Away from the mass-produced, commercial images of Dubai’s glittering skyline with Burj Khalifa towering over the SZR, we caught up with a photographer who preferred to dig deeper into the heart of this rich and diverse urban space to show us a unique picture.
Photographer Jalal Abuthina has artfully captured the essence of old Dubai with intimate portraits of Karama, Bur Dubai and Deira – the original downtown.
His book ‘Dubai: Behind the Scenes’, a part of his 3-book series ‘Inside Dubai’, is now available at Book World, Kinokuniya and at Gulf Photo Plus in Al Serkal Avenue.
Here’s what he had to say about Dubai, photography and diversity:
1. What attracts your lens most about Dubai’s landscape?
I have always been more drawn to the older parts of the city and the residents living there. They are the more historic and authentic districts of the city. Ironically, these are also the least exposed or photographed areas of the city and so little is really communicated about them on a commercial level.
Also, the mix of cultures and identities occupying and co-existing in some of these areas , especially Deira, is a visual treat in itself.
If you spend some time walking around some parts of Deira, chances are you are likely to witness a spectrum of different people from parts of the world all dressed as though they are still in their own home countries. And it’s completely normal and is a natural part of the area’s ecosystem.

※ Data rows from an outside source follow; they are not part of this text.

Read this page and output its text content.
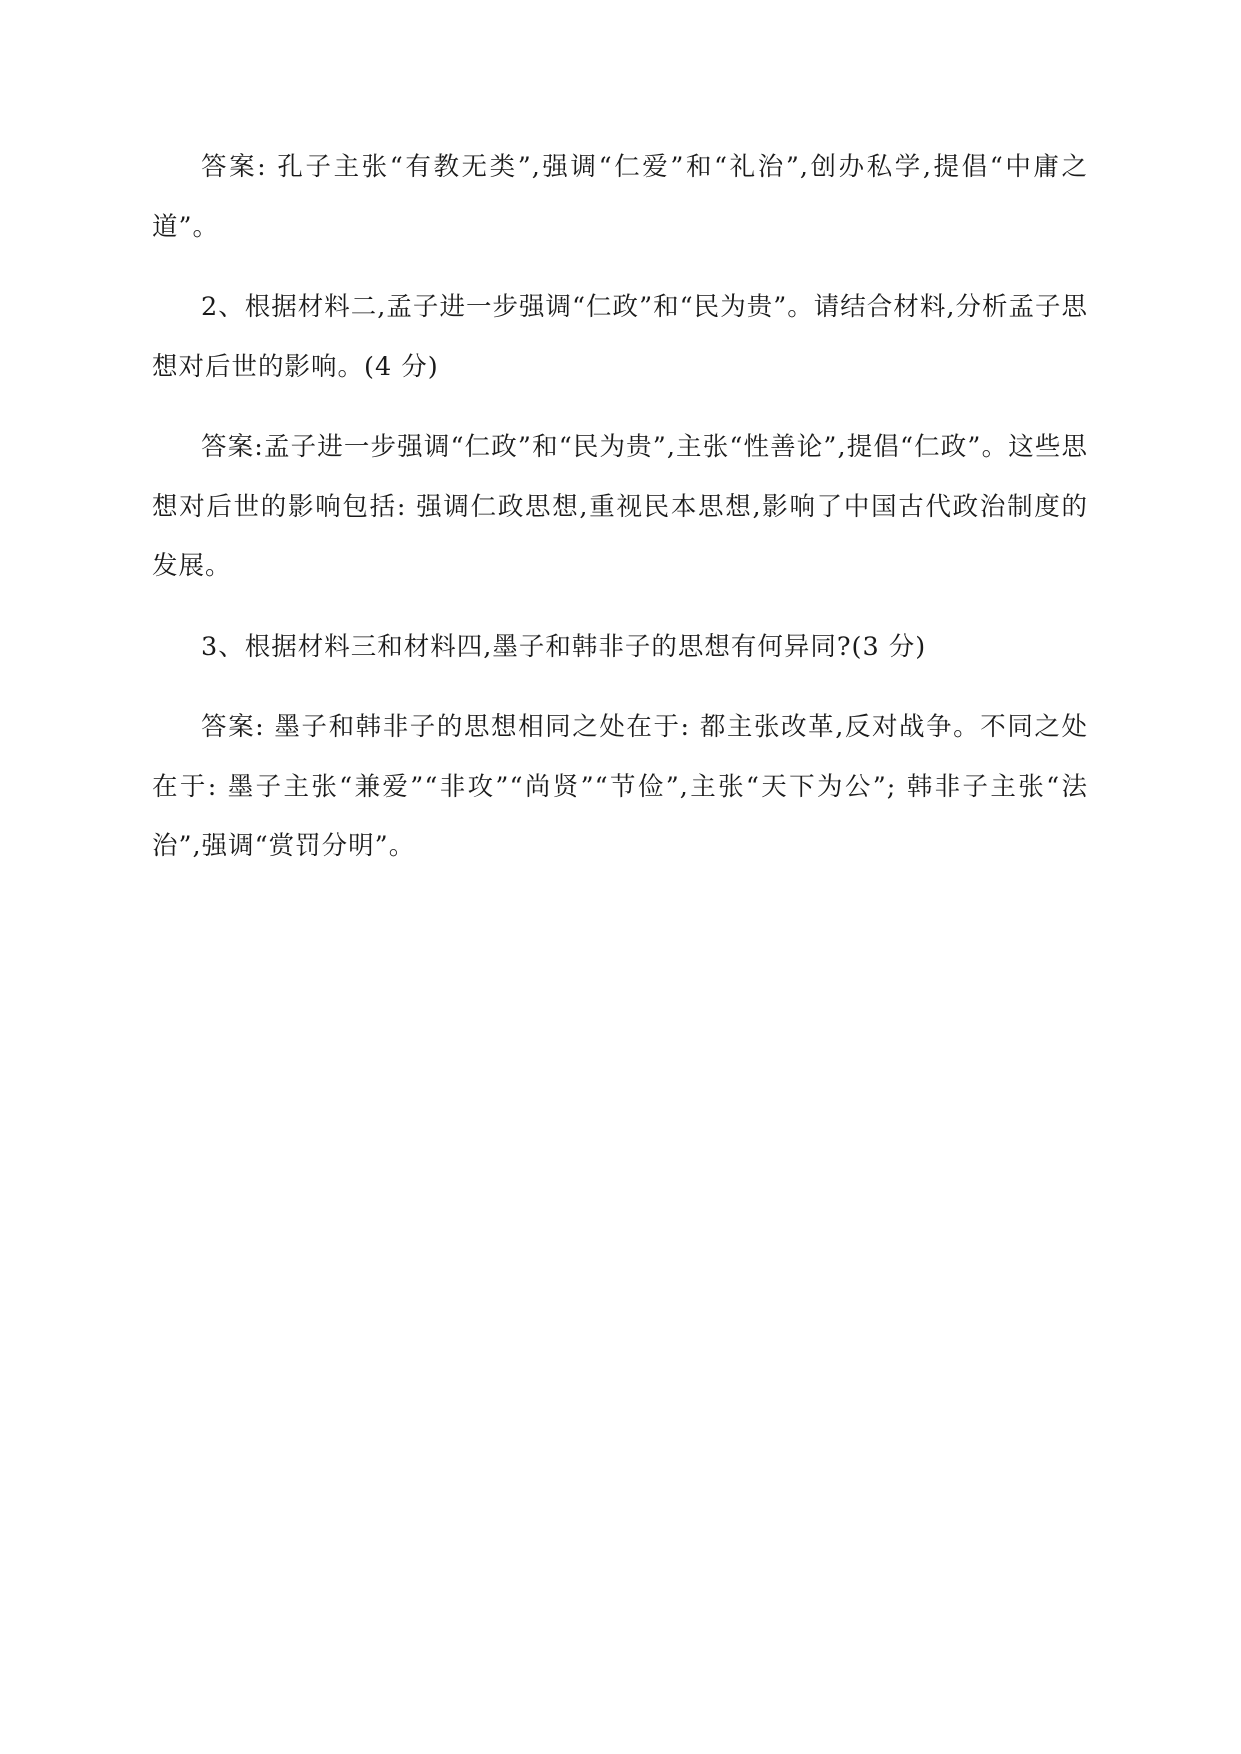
答案: 孔子主张“有教无类”,强调“仁爱”和“礼治”,创办私学,提倡“中庸之道”。

2、根据材料二,孟子进一步强调“仁政”和“民为贵”。请结合材料,分析孟子思想对后世的影响。(4 分)

答案:孟子进一步强调“仁政”和“民为贵”,主张“性善论”,提倡“仁政”。这些思想对后世的影响包括: 强调仁政思想,重视民本思想,影响了中国古代政治制度的发展。

3、根据材料三和材料四,墨子和韩非子的思想有何异同?(3 分)

答案: 墨子和韩非子的思想相同之处在于: 都主张改革,反对战争。不同之处在于: 墨子主张“兼爱”“非攻”“尚贤”“节俭”,主张“天下为公”; 韩非子主张“法治”,强调“赏罚分明”。
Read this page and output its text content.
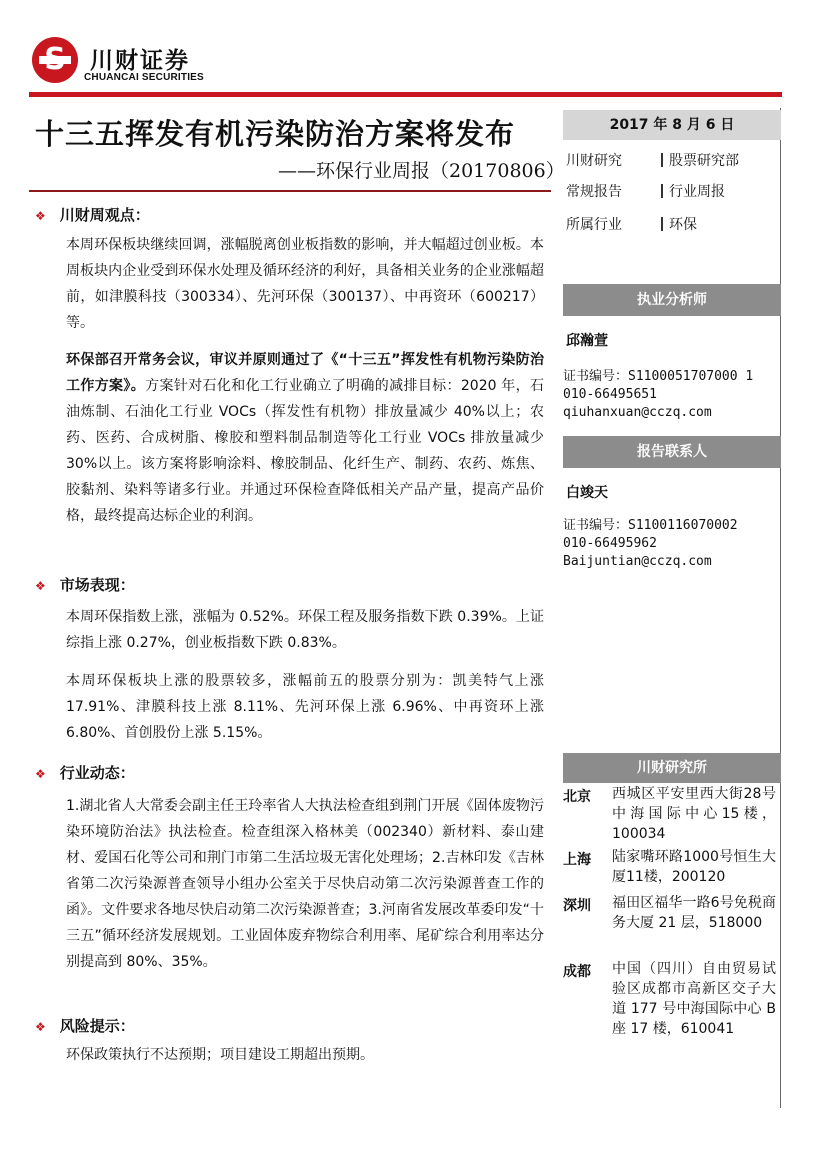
S	川财证券
CHUANCAI SECURITIES
十三五挥发有机污染防治方案将发布
——环保行业周报（20170806）
2017 年 8 月 6 日
川财研究	股票研究部
常规报告	行业周报
所属行业	环保
执业分析师
邱瀚萱
证书编号：S1100051707000 1
010-66495651
qiuhanxuan@cczq.com
报告联系人
白竣天
证书编号：S1100116070002
010-66495962
Baijuntian@cczq.com
川财研究所
北京 西城区平安里西大街28号中海国际中心15楼，100034
上海 陆家嘴环路1000号恒生大厦11楼，200120
深圳 福田区福华一路6号免税商务大厦 21 层，518000
成都 中国（四川）自由贸易试验区成都市高新区交子大道 177 号中海国际中心 B 座 17 楼，610041
❖ 川财周观点：

本周环保板块继续回调，涨幅脱离创业板指数的影响，并大幅超过创业板。本周板块内企业受到环保水处理及循环经济的利好，具备相关业务的企业涨幅超前，如津膜科技（300334）、先河环保（300137）、中再资环（600217）等。

环保部召开常务会议，审议并原则通过了《“十三五”挥发性有机物污染防治工作方案》。方案针对石化和化工行业确立了明确的减排目标：2020 年，石油炼制、石油化工行业 VOCs（挥发性有机物）排放量减少 40%以上；农药、医药、合成树脂、橡胶和塑料制品制造等化工行业 VOCs 排放量减少 30%以上。该方案将影响涂料、橡胶制品、化纤生产、制药、农药、炼焦、胶黏剂、染料等诸多行业。并通过环保检查降低相关产品产量，提高产品价格，最终提高达标企业的利润。

❖ 市场表现：

本周环保指数上涨，涨幅为 0.52%。环保工程及服务指数下跌 0.39%。上证综指上涨 0.27%，创业板指数下跌 0.83%。

本周环保板块上涨的股票较多，涨幅前五的股票分别为：凯美特气上涨 17.91%、津膜科技上涨 8.11%、先河环保上涨 6.96%、中再资环上涨 6.80%、首创股份上涨 5.15%。

❖ 行业动态：

1.湖北省人大常委会副主任王玲率省人大执法检查组到荆门开展《固体废物污染环境防治法》执法检查。检查组深入格林美（002340）新材料、泰山建材、爱国石化等公司和荆门市第二生活垃圾无害化处理场；2.吉林印发《吉林省第二次污染源普查领导小组办公室关于尽快启动第二次污染源普查工作的函》。文件要求各地尽快启动第二次污染源普查；3.河南省发展改革委印发“十三五”循环经济发展规划。工业固体废弃物综合利用率、尾矿综合利用率达分别提高到 80%、35%。

❖ 风险提示：

环保政策执行不达预期；项目建设工期超出预期。
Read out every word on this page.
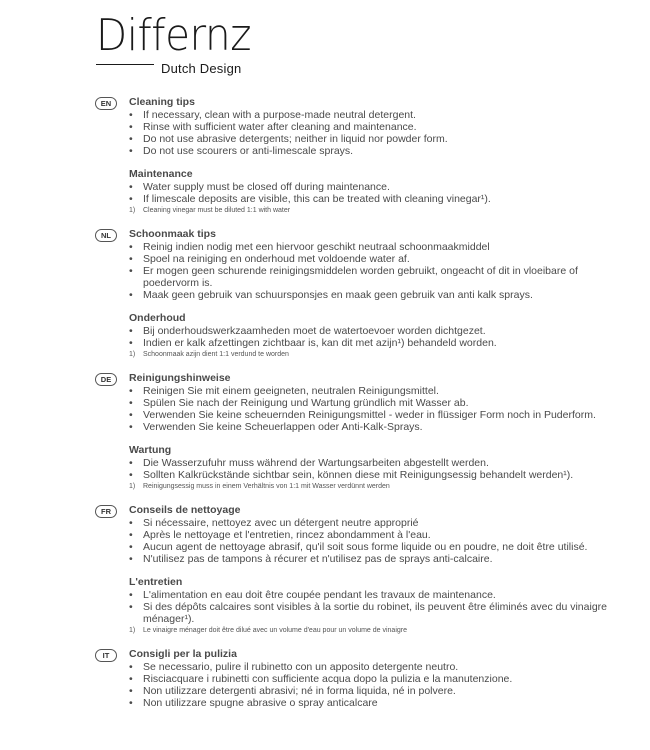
Differnz
Dutch Design
EN	Cleaning tips
• If necessary, clean with a purpose-made neutral detergent.
• Rinse with sufficient water after cleaning and maintenance.
• Do not use abrasive detergents; neither in liquid nor powder form.
• Do not use scourers or anti-limescale sprays.
Maintenance
• Water supply must be closed off during maintenance.
• If limescale deposits are visible, this can be treated with cleaning vinegar¹).
1) Cleaning vinegar must be diluted 1:1 with water
NL	Schoonmaak tips
• Reinig indien nodig met een hiervoor geschikt neutraal schoonmaakmiddel
• Spoel na reiniging en onderhoud met voldoende water af.
• Er mogen geen schurende reinigingsmiddelen worden gebruikt, ongeacht of dit in vloeibare of poedervorm is.
• Maak geen gebruik van schuursponsjes en maak geen gebruik van anti kalk sprays.
Onderhoud
• Bij onderhoudswerkzaamheden moet de watertoevoer worden dichtgezet.
• Indien er kalk afzettingen zichtbaar is, kan dit met azijn¹) behandeld worden.
1) Schoonmaak azijn dient 1:1 verdund te worden
DE	Reinigungshinweise
• Reinigen Sie mit einem geeigneten, neutralen Reinigungsmittel.
• Spülen Sie nach der Reinigung und Wartung gründlich mit Wasser ab.
• Verwenden Sie keine scheuernden Reinigungsmittel - weder in flüssiger Form noch in Puderform.
• Verwenden Sie keine Scheuerlappen oder Anti-Kalk-Sprays.
Wartung
• Die Wasserzufuhr muss während der Wartungsarbeiten abgestellt werden.
• Sollten Kalkrückstände sichtbar sein, können diese mit Reinigungsessig behandelt werden¹).
1) Reinigungsessig muss in einem Verhältnis von 1:1 mit Wasser verdünnt werden
FR	Conseils de nettoyage
• Si nécessaire, nettoyez avec un détergent neutre approprié
• Après le nettoyage et l'entretien, rincez abondamment à l'eau.
• Aucun agent de nettoyage abrasif, qu'il soit sous forme liquide ou en poudre, ne doit être utilisé.
• N'utilisez pas de tampons à récurer et n'utilisez pas de sprays anti-calcaire.
L'entretien
• L'alimentation en eau doit être coupée pendant les travaux de maintenance.
• Si des dépôts calcaires sont visibles à la sortie du robinet, ils peuvent être éliminés avec du vinaigre ménager¹).
1) Le vinaigre ménager doit être dilué avec un volume d'eau pour un volume de vinaigre
IT	Consigli per la pulizia
• Se necessario, pulire il rubinetto con un apposito detergente neutro.
• Risciacquare i rubinetti con sufficiente acqua dopo la pulizia e la manutenzione.
• Non utilizzare detergenti abrasivi; né in forma liquida, né in polvere.
• Non utilizzare spugne abrasive o spray anticalcare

I’ve been to many places and cities around the world and haven’t seen anything quite like it.
2. Can you give us an insight into your creative process?
Process for these books (Dubai Behind the Scenes and Memories of Satwa) basically involved selecting, arranging and organizing a selection of pictures from a pool of thousands of images I had taken over the past decade. I then arranged them into a sequence intended to be a visual portrait of the areas that they were photographed in.
In order to get them as close as possible to the visual depiction I wanted to communicate, I would then ‘fill in the blanks’ so to speak of areas, people, or subject matter that I felt was missing or needed a different take. I’m not too picky about light but afternoon sunshine definitely works best for many reasons.
3. What do you wish to express about Dubai through your work?
In terms of visual representation, especially on a commercial level, Dubai (or more accurately – images that depict Dubai) is usually buildings or the city’s well-known tourist destinations. Although these are certainly worth celebrating, a lot of people who visit the city do not have access to the many other layers of the city.
It was that missing element of representation I think that inspired the 3 books in the “Inside Dubai” series.
For the main book, as the name suggests, “Dubai Behind the Scenes” is a contemporary photographic account of everyday city life in Dubai that has been produced as a counter-narrative to the city’s ever popular image of opulence, modern architectural marvels and headlining superlatives. The book is an in-depth photographic journey through the streets of Dubai’s original downtown areas of Deira, Bur Dubai, and Karama which, to many people from Dubai or who call the city home, is a side of the city that represents the more humane and old school aspect of the city.
The book also features an introductory foreword and historical account of the city by renowned urban historian and author Yasser Elsheshtawy, who is the Associate Professor of Architecture at United Arab Emirates University, Al Ain. All the writings in the book have been translated into Arabic and Russian.
4. How did you start with street photography?
I started in my last year of university around 2002-2003. I was studying in Montreal, Canada at the time and started taking pictures to capture memories of the city because I was planning on coming back to Dubai after completing my degree.
Since then, I was hooked.
5. What was your biggest challenge with photography in Dubai?
Being a photographer who shoots a lot outdoors, I would probably have to say the weather conditions during summer can make things very challenging. The humidity usually causes condensation problems with lenses, and there have been times where I have had my camera just shut down from the heat.
It all comes with the territory though, and you just have to deal with it when it happens.